- Full name: Yumi Rodrigues Moriyama
- Born: 14 January 2008 (age 18) Brazil

Gymnastics career
- Discipline: Rhythmic gymnastics
- Country represented: Brazil; (2022-present);
- Club: UNOPAR
- Head coach: Juliana Coradine
- Medal record
Representing Brazil
Rhythmic Gymnastics
Junior Pan American Championships
| Gold medal – first place | 2022 Rio de Janeiro | Group All-Around |
| Gold medal – first place | 2022 Rio de Janeiro | 5 Ropes |
| Gold medal – first place | 2022 Rio de Janeiro | 5 Balls |
| Gold medal – first place | 2023 Guadalajara | Group All-Around |
| Gold medal – first place | 2023 Guadalajara | 5 Ropes |
| Gold medal – first place | 2023 Guadalajara | 5 Balls |

= Yumi Rodrigues =

Brazilian rhythmic gymnast

Yumi Rodrigues Moriyama (born 14 January 2008) is a Brazilian rhythmic gymnast.

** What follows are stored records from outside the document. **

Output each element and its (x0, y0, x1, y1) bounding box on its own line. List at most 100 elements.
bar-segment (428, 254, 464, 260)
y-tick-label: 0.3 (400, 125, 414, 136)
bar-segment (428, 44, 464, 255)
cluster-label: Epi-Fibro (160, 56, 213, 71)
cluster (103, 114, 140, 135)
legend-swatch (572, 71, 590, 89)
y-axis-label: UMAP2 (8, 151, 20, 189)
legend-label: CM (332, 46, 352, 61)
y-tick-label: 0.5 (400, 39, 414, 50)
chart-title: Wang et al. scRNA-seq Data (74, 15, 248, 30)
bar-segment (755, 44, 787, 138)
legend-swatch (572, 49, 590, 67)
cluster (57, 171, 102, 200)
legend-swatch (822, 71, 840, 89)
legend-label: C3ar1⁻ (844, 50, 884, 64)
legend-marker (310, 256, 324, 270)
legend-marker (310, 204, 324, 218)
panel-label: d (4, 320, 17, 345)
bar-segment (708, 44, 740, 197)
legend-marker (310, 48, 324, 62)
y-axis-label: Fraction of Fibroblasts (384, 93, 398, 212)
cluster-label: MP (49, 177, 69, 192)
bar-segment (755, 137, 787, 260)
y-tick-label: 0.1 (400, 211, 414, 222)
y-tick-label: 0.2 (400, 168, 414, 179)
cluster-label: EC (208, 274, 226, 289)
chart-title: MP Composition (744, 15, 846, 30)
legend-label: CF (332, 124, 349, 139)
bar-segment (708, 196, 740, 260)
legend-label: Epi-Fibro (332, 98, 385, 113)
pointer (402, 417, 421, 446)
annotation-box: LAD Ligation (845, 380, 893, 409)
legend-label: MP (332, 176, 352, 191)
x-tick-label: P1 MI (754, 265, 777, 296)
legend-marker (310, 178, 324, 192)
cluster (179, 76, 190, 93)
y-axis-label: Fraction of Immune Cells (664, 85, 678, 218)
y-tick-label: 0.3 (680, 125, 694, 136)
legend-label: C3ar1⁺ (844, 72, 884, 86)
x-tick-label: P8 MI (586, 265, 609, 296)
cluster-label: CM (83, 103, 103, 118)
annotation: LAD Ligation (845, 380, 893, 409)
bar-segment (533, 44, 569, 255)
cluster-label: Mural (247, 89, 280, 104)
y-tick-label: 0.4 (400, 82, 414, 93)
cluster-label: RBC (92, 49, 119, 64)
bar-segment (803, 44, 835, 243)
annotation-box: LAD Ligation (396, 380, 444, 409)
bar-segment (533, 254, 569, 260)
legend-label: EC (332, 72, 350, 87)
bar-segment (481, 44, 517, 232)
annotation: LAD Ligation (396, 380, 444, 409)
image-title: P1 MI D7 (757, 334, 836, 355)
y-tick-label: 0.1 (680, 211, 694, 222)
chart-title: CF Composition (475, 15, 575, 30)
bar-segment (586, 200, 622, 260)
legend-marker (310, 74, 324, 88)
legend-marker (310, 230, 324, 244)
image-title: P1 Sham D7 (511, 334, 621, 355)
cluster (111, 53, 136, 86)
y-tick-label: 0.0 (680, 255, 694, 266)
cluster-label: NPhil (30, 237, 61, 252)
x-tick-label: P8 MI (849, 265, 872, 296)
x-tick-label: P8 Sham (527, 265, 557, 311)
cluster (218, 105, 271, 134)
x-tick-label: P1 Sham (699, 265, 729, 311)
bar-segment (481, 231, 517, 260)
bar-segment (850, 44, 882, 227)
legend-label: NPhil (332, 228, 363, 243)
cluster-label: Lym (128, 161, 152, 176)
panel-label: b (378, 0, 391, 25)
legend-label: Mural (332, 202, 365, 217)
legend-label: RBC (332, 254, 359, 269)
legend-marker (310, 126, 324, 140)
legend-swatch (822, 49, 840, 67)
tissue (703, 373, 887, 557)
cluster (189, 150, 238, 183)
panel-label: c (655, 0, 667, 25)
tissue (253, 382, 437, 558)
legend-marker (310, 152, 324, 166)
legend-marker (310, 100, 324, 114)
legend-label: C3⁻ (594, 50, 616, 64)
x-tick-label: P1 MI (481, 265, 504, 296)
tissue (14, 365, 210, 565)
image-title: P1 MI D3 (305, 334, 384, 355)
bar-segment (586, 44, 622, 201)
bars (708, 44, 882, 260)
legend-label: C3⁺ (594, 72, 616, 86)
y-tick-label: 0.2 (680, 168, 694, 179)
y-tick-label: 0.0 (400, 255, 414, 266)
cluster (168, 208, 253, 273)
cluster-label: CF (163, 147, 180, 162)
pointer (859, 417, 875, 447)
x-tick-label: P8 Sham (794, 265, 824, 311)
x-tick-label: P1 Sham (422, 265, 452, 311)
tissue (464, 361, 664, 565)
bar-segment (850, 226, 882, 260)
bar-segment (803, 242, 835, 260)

She's a multiple Pan American champion as a member of the national junior group.

==Career==
Yumi took up gymnastics at age 7. In March 2022 she was selected for the junior national group along Eloah de Oliveira, Fernanda Heinemann, Isadora Beduschi, Laura Gamboa, Lavinia Silvério and Nicole Vasques. In July they won gold in the All-Around, with 5 ropes and 5 balls at the Pan American Championships.

The following year she again competed at the Pan American Championships winning all three titles. In July she was selected for the Junior World Championships in Cluj-Napoca, finishing 12th in teams, 6th in the All-Around, 6th with 5ropes and 8th with 5 balls. In December she won All-Around gold at the South American Championships as a member of the group of UNOPAR.